According to the Aurat Foundation, 8,000 incidents of violence against women – including over 900 rapes and over 500 honour killings – were reported in newspapers in 2010. In a country where physical aggression against women is widespread, it is no laughing matter. The insensitive language used by the MPA, and the facetious nature of his comment, were emblematic of the regressive mentality that plagues this country where violence against women is hardly treated as a serious problem.
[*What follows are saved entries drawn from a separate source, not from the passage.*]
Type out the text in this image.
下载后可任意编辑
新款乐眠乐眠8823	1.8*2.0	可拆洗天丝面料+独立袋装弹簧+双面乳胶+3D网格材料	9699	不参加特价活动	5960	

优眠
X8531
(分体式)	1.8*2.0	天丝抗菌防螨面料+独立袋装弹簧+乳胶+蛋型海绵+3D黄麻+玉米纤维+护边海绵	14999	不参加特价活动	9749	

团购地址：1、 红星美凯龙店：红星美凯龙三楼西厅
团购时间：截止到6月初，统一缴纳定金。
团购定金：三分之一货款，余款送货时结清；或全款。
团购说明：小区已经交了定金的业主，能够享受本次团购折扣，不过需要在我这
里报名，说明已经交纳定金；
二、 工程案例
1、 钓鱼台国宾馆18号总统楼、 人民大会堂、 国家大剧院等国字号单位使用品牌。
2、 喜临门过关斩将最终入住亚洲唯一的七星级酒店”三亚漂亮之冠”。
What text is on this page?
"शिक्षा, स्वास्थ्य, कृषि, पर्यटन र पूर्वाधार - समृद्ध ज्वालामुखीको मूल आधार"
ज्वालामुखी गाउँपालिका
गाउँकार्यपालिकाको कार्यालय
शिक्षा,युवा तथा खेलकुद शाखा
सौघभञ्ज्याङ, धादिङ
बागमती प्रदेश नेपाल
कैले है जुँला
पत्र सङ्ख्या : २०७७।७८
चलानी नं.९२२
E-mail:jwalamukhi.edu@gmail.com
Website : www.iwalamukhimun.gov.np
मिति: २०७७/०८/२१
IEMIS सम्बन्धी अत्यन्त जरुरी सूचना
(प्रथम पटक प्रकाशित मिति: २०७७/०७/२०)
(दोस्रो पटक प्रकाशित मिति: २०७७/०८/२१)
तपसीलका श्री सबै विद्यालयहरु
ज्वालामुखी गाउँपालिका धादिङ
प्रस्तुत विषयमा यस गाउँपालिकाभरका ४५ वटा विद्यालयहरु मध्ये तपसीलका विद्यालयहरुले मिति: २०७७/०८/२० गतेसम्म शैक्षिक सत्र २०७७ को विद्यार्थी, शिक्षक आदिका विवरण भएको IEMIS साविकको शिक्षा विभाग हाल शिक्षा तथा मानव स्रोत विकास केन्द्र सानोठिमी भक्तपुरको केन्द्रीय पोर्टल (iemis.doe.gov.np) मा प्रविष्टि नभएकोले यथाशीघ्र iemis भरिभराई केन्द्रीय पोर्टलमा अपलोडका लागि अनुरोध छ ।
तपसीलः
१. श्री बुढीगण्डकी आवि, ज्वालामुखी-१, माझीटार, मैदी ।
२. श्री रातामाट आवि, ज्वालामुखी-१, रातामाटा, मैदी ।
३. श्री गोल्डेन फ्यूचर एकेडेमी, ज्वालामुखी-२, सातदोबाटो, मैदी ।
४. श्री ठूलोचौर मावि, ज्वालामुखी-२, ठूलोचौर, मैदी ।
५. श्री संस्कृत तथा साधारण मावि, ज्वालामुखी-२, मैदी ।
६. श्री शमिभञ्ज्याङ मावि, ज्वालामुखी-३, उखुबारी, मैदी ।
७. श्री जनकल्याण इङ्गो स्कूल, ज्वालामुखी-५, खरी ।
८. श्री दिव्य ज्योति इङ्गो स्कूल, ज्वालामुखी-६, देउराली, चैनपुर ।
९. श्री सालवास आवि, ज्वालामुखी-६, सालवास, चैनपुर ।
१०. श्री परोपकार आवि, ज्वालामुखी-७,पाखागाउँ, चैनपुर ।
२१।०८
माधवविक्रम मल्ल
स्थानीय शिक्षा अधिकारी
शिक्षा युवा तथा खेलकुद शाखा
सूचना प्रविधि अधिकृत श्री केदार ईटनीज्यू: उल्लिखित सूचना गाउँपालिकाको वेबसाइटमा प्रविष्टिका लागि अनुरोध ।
It is even more of a shame that this response came from a member of the PPP, the same party that was finally able to pass legislation against sexual harassment at the workplace. And even that law had faced its share of challenges: it was passed in 2010 after almost a decade of lobbying and after being delayed in 2009, when it was reportedly held up because the ruling party was unwilling to table it in the face of opposition from religious parties. One objection raised in the Senate, for example, was that only women dressed in an Islamic manner should have recourse to the law. As for the bill against domestic violence, which was first proposed in 2004, political intimidation by religious parties meant it wasn`t tabled in the Senate in time and will now have to be passed by a joint sitting of parliament. These examples serve to highlight how difficult it is to enact pro-women legislation in this country, and why any attempt to do so must be treated with the utmost seriousness.